Chapter 1: Patient Administrative Burden in the U.S. Health Care System (with Austin Frakt) is a descriptive, quantitative study using a novel national survey to examine the prevalence of patient administrative work and its association with delayed and/or foregone care among insured adults 18-64. We find 73% of respondents reported performing at least one administrative task in the past year. About one in three task-doers, or 24% of the population overall, reported delayed or foregone care due to an administrative task. Adjusted for demographics, disability status had the strongest association with administrative tasks and burden. The prevalence of delayed or foregone care due to administrative tasks is comparable to similar estimates of cost-related barriers to care. Enhancing measurement of patient administrative work and associated burdens may open new avenues for assessing quality, value, and patient experience.

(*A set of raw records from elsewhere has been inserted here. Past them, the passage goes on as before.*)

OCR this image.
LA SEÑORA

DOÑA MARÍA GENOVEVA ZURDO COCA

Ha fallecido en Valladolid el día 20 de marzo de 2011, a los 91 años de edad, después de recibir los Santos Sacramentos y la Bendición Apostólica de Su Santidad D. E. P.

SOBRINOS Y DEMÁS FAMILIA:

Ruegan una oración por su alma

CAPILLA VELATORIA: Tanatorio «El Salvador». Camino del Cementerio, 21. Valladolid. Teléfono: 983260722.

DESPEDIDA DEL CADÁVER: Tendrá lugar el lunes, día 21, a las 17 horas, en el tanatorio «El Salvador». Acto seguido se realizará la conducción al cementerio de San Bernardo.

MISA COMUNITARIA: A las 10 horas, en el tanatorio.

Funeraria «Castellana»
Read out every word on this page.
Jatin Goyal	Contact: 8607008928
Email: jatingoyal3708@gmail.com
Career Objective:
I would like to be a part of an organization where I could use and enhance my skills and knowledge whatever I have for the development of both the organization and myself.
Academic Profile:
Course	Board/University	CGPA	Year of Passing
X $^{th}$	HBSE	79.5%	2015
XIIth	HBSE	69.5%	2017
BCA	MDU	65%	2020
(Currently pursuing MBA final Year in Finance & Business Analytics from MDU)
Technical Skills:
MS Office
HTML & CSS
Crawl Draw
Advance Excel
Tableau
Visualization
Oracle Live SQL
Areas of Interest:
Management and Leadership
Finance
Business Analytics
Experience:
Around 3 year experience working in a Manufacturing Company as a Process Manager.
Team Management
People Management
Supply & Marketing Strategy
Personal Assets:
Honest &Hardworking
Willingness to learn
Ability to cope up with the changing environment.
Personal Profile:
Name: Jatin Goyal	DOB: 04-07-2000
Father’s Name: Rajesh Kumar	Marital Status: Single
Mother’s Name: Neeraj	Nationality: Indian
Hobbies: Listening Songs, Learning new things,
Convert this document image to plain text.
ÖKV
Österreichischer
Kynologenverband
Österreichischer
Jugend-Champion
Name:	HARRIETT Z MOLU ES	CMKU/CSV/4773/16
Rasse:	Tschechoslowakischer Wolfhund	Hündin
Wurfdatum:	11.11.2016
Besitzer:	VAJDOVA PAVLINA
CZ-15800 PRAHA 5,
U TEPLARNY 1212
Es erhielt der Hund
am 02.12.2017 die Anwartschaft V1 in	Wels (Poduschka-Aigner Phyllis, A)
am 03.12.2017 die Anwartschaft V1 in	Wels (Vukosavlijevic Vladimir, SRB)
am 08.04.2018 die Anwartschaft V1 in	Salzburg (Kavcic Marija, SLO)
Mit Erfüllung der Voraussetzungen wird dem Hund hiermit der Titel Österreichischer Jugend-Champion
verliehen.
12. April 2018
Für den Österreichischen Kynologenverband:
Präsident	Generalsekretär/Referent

Chapter 2: Dealing with health care bureaucracy: Doctors, patients, and fixers is an inductive, qualitative exploring the increasing administrative complexity at the point of care. Both patients and physicians describe substantial administrative burden, and report limited ability to cope with this work. In response to complexity, many health care settings deploy support roles, variously named care managers coordinators, navigators, facilitators. Roles creating a service out of expertise in navigating bureaucratic complexity may be described as fixers. Fixer roles have a common genesis, but the parameters of these jobs and the people who fulfill them are incredibly varied across and even within organizations. Fixers address an important challenge in care, but their potential is stymied by the lack of common understanding of what they’re expected to do. To improve service quality, clinicians and health care organizations should: (1) clarify administrative tasks and responsibilities at the point of care, with particular attention to the nebulous role of the fixer; (2) simplify and standardize administrative processes wherever possible.
Chapter 3: Using patient-reported outcomes data in performance measurement: program design and methodological issues investigates the emerging use of patient reported outcome measures (PROMs) in performance measurement. PROM-based performance measurement is gaining traction, but the appropriate adaptation and interpretation of PROM data for aggreate use remains a subject of debate. This analysis of PHQ-9 data from a commercial insurer’s PROM performance measurement initiative focuses on measurement and incentive design issues in longitudinal quality measures. I find several programmatic and methodological issues that merit further attention, primarily related to incomplete longitudinal data. For example, I find attrition in follow up screening meant that a complete measurement (pre/post data pair) was present only 55% of the time. And of those rescreened, 65% were rescreened within the performance incentive period. Targeted measurement and increasing the salience of incentives may improve data quality by enhancing collection.